States parties to the ICESCR have an obligation to take ‘deliberate, concrete and targeted’ steps towards the full realization of the right to education. In particular, States have the obligation to respect, protect and fulfil human rights. The obligation to fulfil first requires States ‘to take positive measures that enable and assist individuals and communities to enjoy the right to education’. Second, States must provide the right ‘when an individual or group is unable to realize the right themselves by the means at their disposal’. But what does this imply in times of COVID-19? Do States have an obligation to provide all students with digital tools, such as computers, and to ensure access to reliable internet connectivity so that the continuity of education via virtual learning is ensured? Admittedly not: General Comment No. 13 simply provides that States shall ‘provide the adaptability of education by designing and providing resources for curricula which reflect the contemporary needs of students in a changing world’. However, it is argued that States should take into account global health threats when designing their education systems and prepare for the eventuality of remote teaching. States should ensure that varied delivery systems of education are available, and that curricula are flexible enough to adjust to unforeseen circumstances. This requires investing in the necessary telecommunication and technological infrastructure, in order to remove structural obstacles impeding the full implementation of the right to education. In Argentina, the Ministry of Education set up the programme ‘Seguimos Educando’, a multimedia education platform aimed at ensuring the continuity of teaching activities during the pandemic. The government has concluded partnerships with telecommunication companies to guarantee free access to the platform. The programme also ensures that communities which lack access to internet will have access to printed educational materials.
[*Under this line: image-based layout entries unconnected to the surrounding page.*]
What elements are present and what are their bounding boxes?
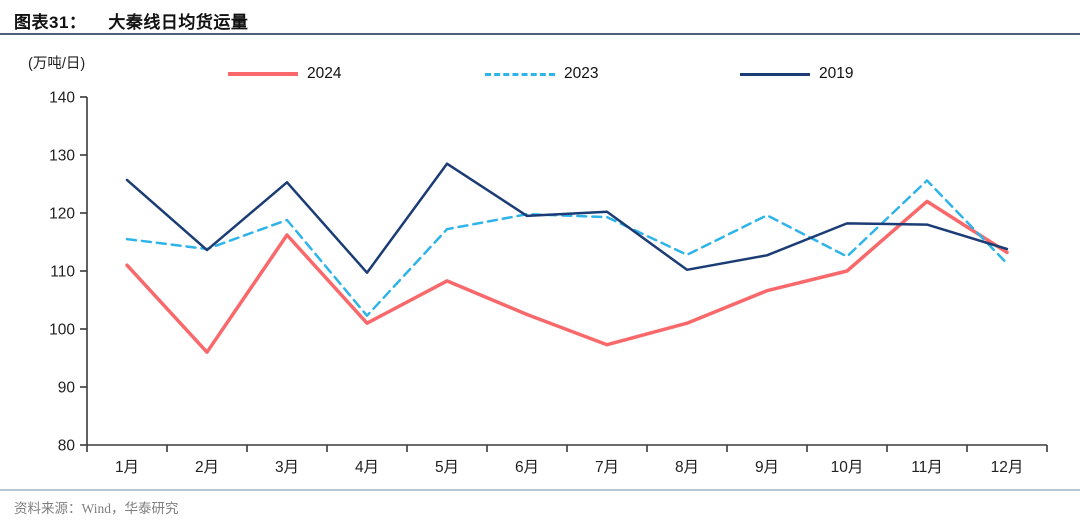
legend-line-2019	[740, 72, 810, 76]
y-tick-label: 80	[58, 438, 76, 455]
legend-label-2019: 2019	[819, 65, 854, 82]
x-tick-label: 11月	[911, 459, 943, 476]
chart-number: 图表31：	[14, 13, 87, 32]
x-tick-label: 4月	[355, 459, 379, 476]
x-tick-label: 10月	[831, 459, 864, 476]
x-tick-label: 7月	[595, 459, 619, 476]
x-tick-label: 1月	[115, 459, 139, 476]
x-tick-label: 12月	[991, 459, 1024, 476]
legend-line-2023	[485, 72, 555, 76]
x-tick-label: 8月	[675, 459, 699, 476]
series-line-2023	[125, 179, 1009, 317]
legend-item-2023: 2023	[485, 64, 598, 84]
legend-item-2024: 2024	[228, 64, 341, 84]
chart-canvas: 80 90 100 110 120 130 140 1月 2月 3月 4月 5月 6月 7月 8月 9月 10月…	[49, 90, 1048, 476]
source-note: 资料来源：Wind，华泰研究	[14, 501, 179, 516]
y-tick-label: 90	[58, 380, 76, 397]
chart-title-text: 大秦线日均货运量	[108, 13, 249, 32]
footer-divider	[0, 489, 1080, 491]
legend-item-2019: 2019	[740, 64, 853, 84]
y-tick-label: 100	[49, 322, 75, 339]
legend-label-2024: 2024	[307, 65, 342, 82]
y-tick-label: 120	[49, 206, 75, 223]
y-tick-label: 140	[49, 90, 75, 107]
y-tick-label: 110	[50, 264, 75, 281]
x-tick-label: 2月	[195, 459, 219, 476]
x-tick-label: 5月	[435, 459, 459, 476]
x-tick-label: 9月	[755, 459, 779, 476]
chart-area: 80 90 100 110 120 130 140 1月 2月 3月 4月 5月 6月 7月 8月 9月 10月…	[0, 90, 1080, 490]
series-line-2019	[125, 162, 1009, 274]
legend-label-2023: 2023	[564, 65, 599, 82]
y-axis-unit-label: (万吨/日)	[28, 56, 86, 72]
y-tick-label: 130	[49, 148, 75, 165]
x-tick-label: 3月	[275, 459, 299, 476]
legend-line-2024	[228, 72, 298, 76]
title-divider	[0, 33, 1080, 35]
chart-title: 图表31： 大秦线日均货运量	[14, 8, 248, 33]
series-line-2024	[125, 199, 1009, 354]
x-tick-label: 6月	[515, 459, 539, 476]
legend: 2024 2023 2019	[0, 64, 1080, 84]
As such, education is a fundamental long-term investment that States must make today in order to reap its benefits tomorrow.

Conclusion

While school closures are a necessary measure to halt the spread of COVD-19, it must be remembered that education is a human right, and States should employ all necessary measures to ensure its continuity in times of crisis. Planning and reforming education systems to anticipate the risk of disruptions to education is therefore essential. As the world continues to experience its greatest disruption to education since the Second World War, lessons must be drawn from this unprecedented challenge. As the Committee on Economic, Social and Cultural Rights underlined, education is an empowerment right, a tool for all individuals to fully participate in and contribute to society. Let us not forget that the students of today will be the leaders of tomorrow, and that these leaders will in turn need to respond to perhaps even greater crises than the one facing humanity today.